05.02.2007 Artikelansicht
Ausschnitt Zeitungsausschnitt
Drucken Drucken

 

Angela Merkel

»Kleinwagen müssen andere Grenzwerte als ein großes Familienauto haben.«

LeitartikelCO2-Diskussion

Klimakiller
nicht nur aus
dem Auspuff


Von Wolfgang Schäffer
Die Eisflächen der Pole schmelzen dahin, die Meeresspiegel steigen, Stürme werden heftiger, lange Hitzeperioden häufiger. Das Szenario, das Klimaexperten für die Zukunft aufzeigen, ist beängstigend. Gleichwohl macht es deutlich, wie dringend ein Umdenken notwendig ist.
Im Mittelpunkt der Diskussionen steht derzeit vor allem das Kohlendioxid (CO2). Dieser Klimakiller kommt unter anderem auch aus den Auspuffanlagen von Pkw. Die Betonung liegt hierbei auf »unter anderem«. Viele Experten und Politiker scheinen aber bereits so vom CO2-Dunst eingehüllt zu sein, dass sie einen klaren Blick auf die Realität verloren haben.
Lediglich ein Fünftel der Kohlendioxid-Emissionen in der EU ist dem Verkehr zuzuordnen. Und gerade einmal die Hälfte dieses Anteils entfällt auf Pkw. Vor diesem Hintergrund ist es mehr als unverständlich, jetzt die Autos als Dreckschleudern so sehr in den Fokus zu zerren.
Unbestritten ist, dass sich der europäische Automobilverband (ACEA) 1998 verpflichtet hatte, den CO2-Ausstoß bis 2008 auf 140 Gramm pro Kilometer zu senken.

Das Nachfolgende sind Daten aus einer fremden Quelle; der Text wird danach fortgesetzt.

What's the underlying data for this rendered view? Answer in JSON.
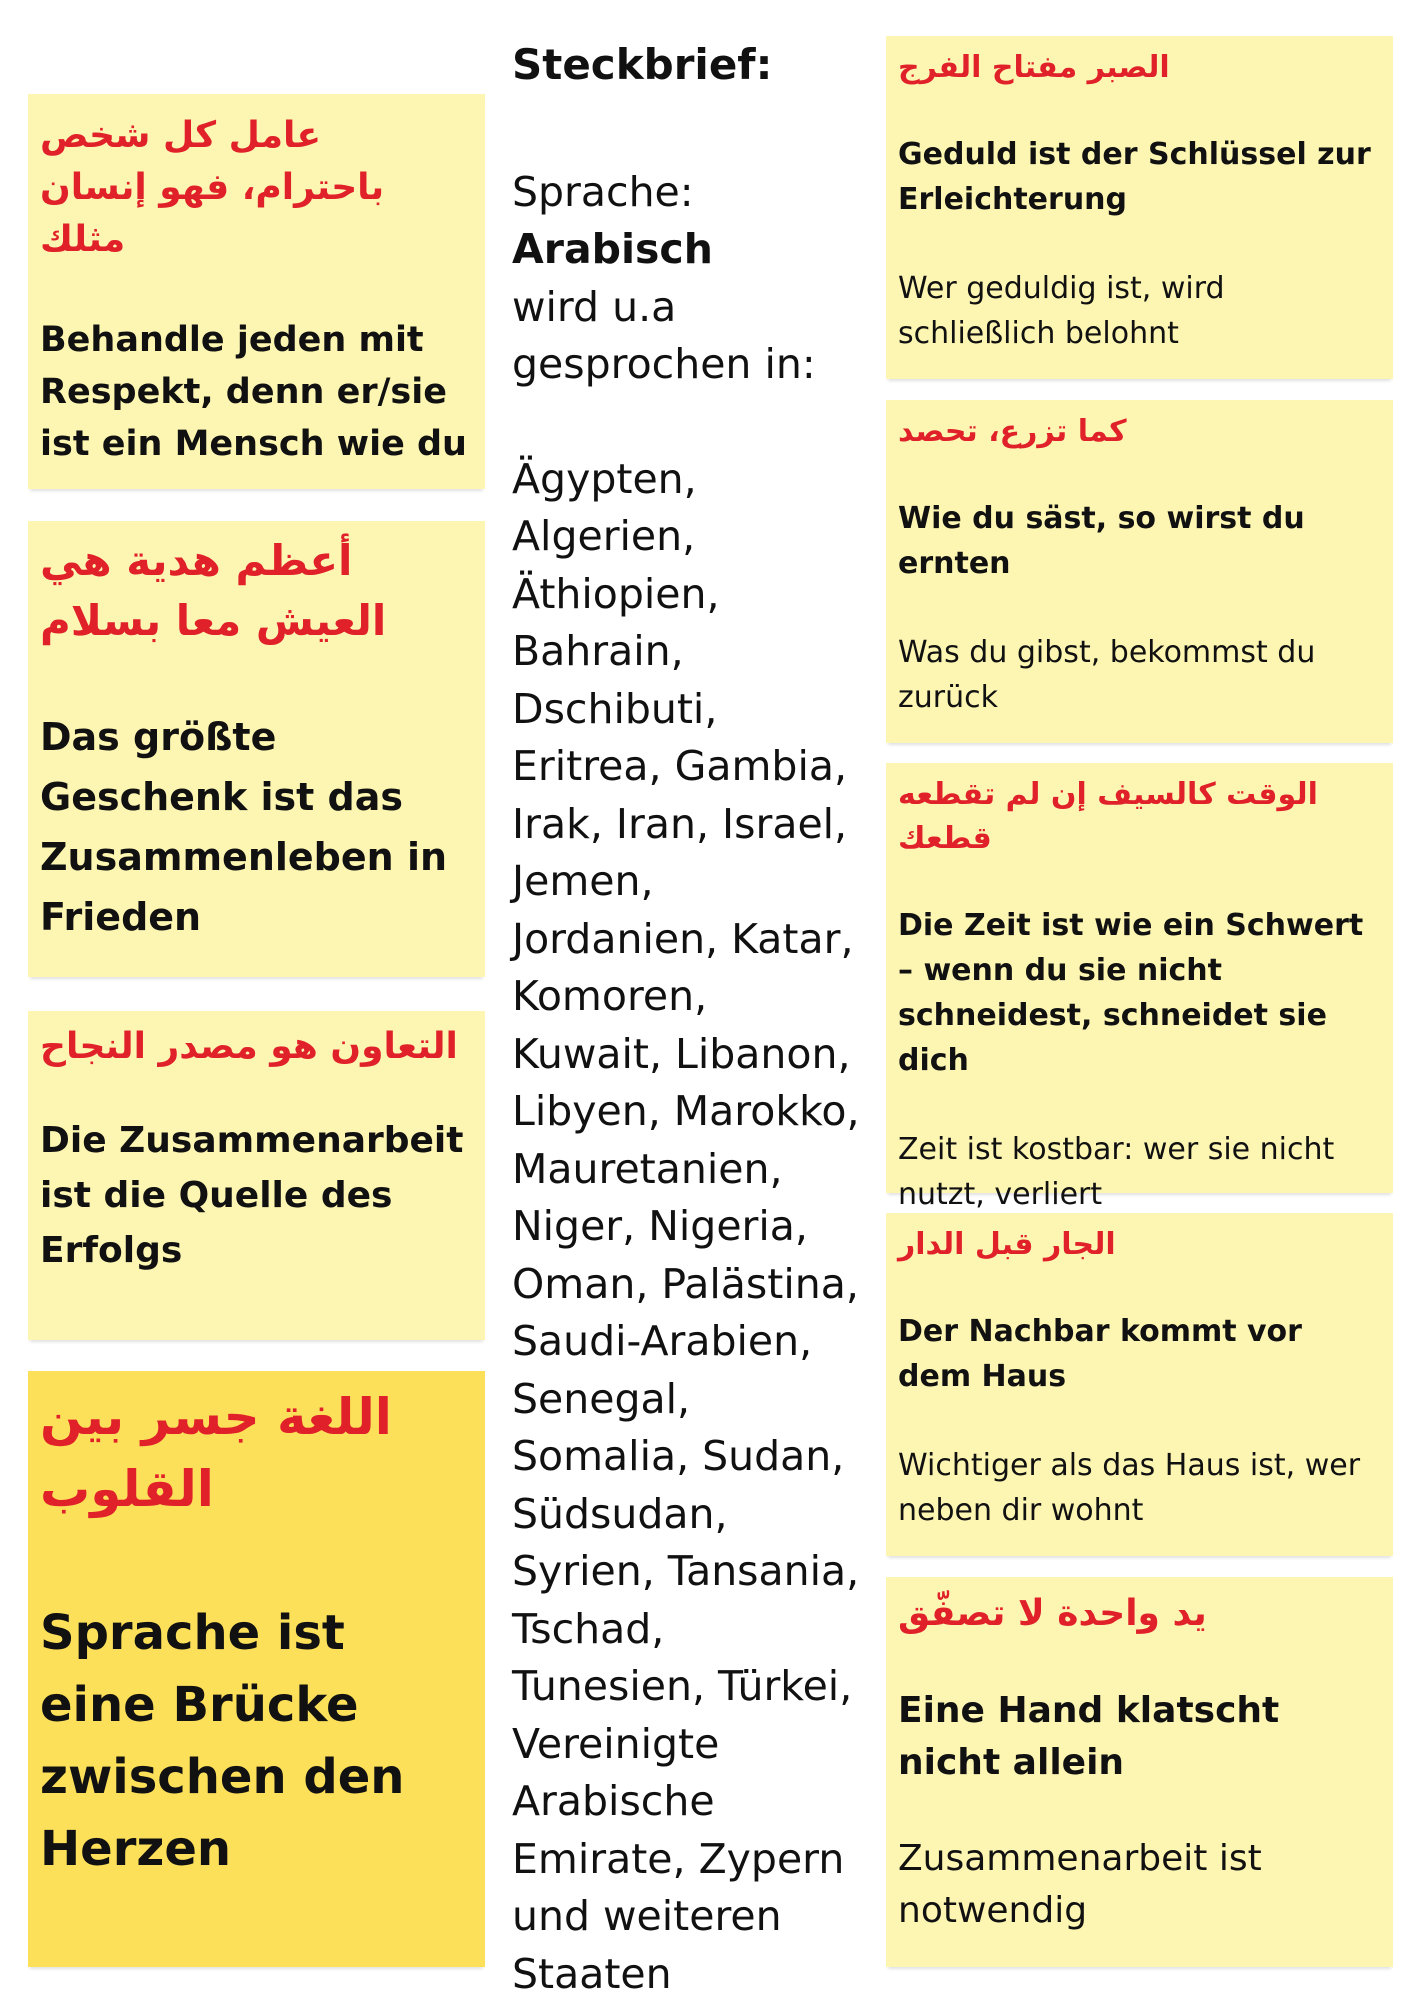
{
  "profile": {
    "title": "Steckbrief:",
    "language_label": "Sprache:",
    "language": "Arabisch",
    "spoken_in_label_1": "wird u.a",
    "spoken_in_label_2": "gesprochen in:",
    "countries": "Ägypten, Algerien, Äthiopien, Bahrain, Dschibuti, Eritrea, Gambia, Irak, Iran, Israel, Jemen, Jordanien, Katar, Komoren, Kuwait, Libanon, Libyen, Marokko, Mauretanien, Niger, Nigeria, Oman, Palästina, Saudi-Arabien, Senegal, Somalia, Sudan, Südsudan, Syrien, Tansania, Tschad, Tunesien, Türkei, Vereinigte Arabische Emirate, Zypern und weiteren Staaten"
  },
  "left_notes": [
    {
      "arabic": "عامل كل شخص باحترام، فهو إنسان مثلك",
      "german": "Behandle jeden mit Respekt, denn er/sie ist ein Mensch wie du"
    },
    {
      "arabic": "أعظم هدية هي العيش معا بسلام",
      "german": "Das größte Geschenk ist das Zusammenleben in Frieden"
    },
    {
      "arabic": "التعاون هو مصدر النجاح",
      "german": "Die Zusammenarbeit ist die Quelle des Erfolgs"
    },
    {
      "arabic": "اللغة جسر بين القلوب",
      "german": "Sprache ist eine Brücke zwischen den Herzen"
    }
  ],
  "right_notes": [
    {
      "arabic": "الصبر مفتاح الفرج",
      "german": "Geduld ist der Schlüssel zur Erleichterung",
      "meaning": "Wer geduldig ist, wird schließlich belohnt"
    },
    {
      "arabic": "كما تزرع، تحصد",
      "german": "Wie du säst, so wirst du ernten",
      "meaning": "Was du gibst, bekommst du zurück"
    },
    {
      "arabic": "الوقت كالسيف إن لم تقطعه قطعك",
      "german": "Die Zeit ist wie ein Schwert – wenn du sie nicht schneidest, schneidet sie dich",
      "meaning": "Zeit ist kostbar: wer sie nicht nutzt, verliert"
    },
    {
      "arabic": "الجار قبل الدار",
      "german": "Der Nachbar kommt vor dem Haus",
      "meaning": "Wichtiger als das Haus ist, wer neben dir wohnt"
    },
    {
      "arabic": "يد واحدة لا تصفّق",
      "german": "Eine Hand klatscht nicht allein",
      "meaning": "Zusammenarbeit ist notwendig"
    }
  ],
  "colors": {
    "note": "#fdf6b2",
    "note_highlight": "#fde05a",
    "arabic_text": "#e0212a"
  }
}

Dieser Wert sollte aber im Mittel von der kompletten Fahrzeugflotte in Europa erreicht werden. Für Hersteller wie Audi, BMW, Mercedes oder Porsche wäre aufgrund ihrer Modellstruktur dieses Ziel nicht zu realisieren.
Wenn sich jetzt vor allem französische Autobauer mit CO2-Werten von weniger als 150 Gramm brüsten, ist das zwar richtig, aber auch Augenwischerei. Schließlich dominieren Citroën, Peugeot und Renault vor allem den Kleinwagen- und Mittelklasse-Markt. Die Produktpaletten darüber werden von den Deutschen beherrscht, die im Schnitt etwa 185 Gramm CO2 pro Kilometer in die Luft blasen. Deutlich zuviel. Da sind sich selbst die Verantwortlichen der Hersteller einig. Mit großem finanziellen und technischen Aufwand haben sie es seit 1999 aber geschafft, die CO2-Emissionen um fast 15 Millionen Tonnen zurückzufahren. Dieser Weg wird mit neuen Techniken, die die Autos aber auch teurer machen, fortgesetzt. Damit ist in Deutschland eindeutig die Trendwende zu erkennen. Anders als weltweit, wo der Kohlendioxid-Ausstoß ständig zunimmt.
Verantwortlich dafür sind aber nicht einzig und allein die Autos. Neben Kraftwerken und anderen industriellen Dreckschleudern sei nur ein Beispiel genannt: Nach den Zahlen der UN-Ernährungsorganisation FAO belastet der globale Rinderbestand allein durch Waldverlust und Methan das Klima genauso stark wie alle Menschen Indiens, Japans und Deutschlands zusammen. Zähle man die Wirkungen aller Rinder, Schafe, Schweine und Geflügel zusammen und berücksichtige man dazu noch die CO2-Emissionen der industrialisierten Landwirtschaft, betrage der Beitrag der Viehzucht am Treibhauseffekt 18 Prozent - mehr als der globale Verkehr und fast so viel, wie die USA in die Atmosphäre blasen.
Auf diesen Feldern ist also ein Umdenken mindestens ebenso dringend erforderlich wie im jetzt angeprangerten Pkw-Bereich.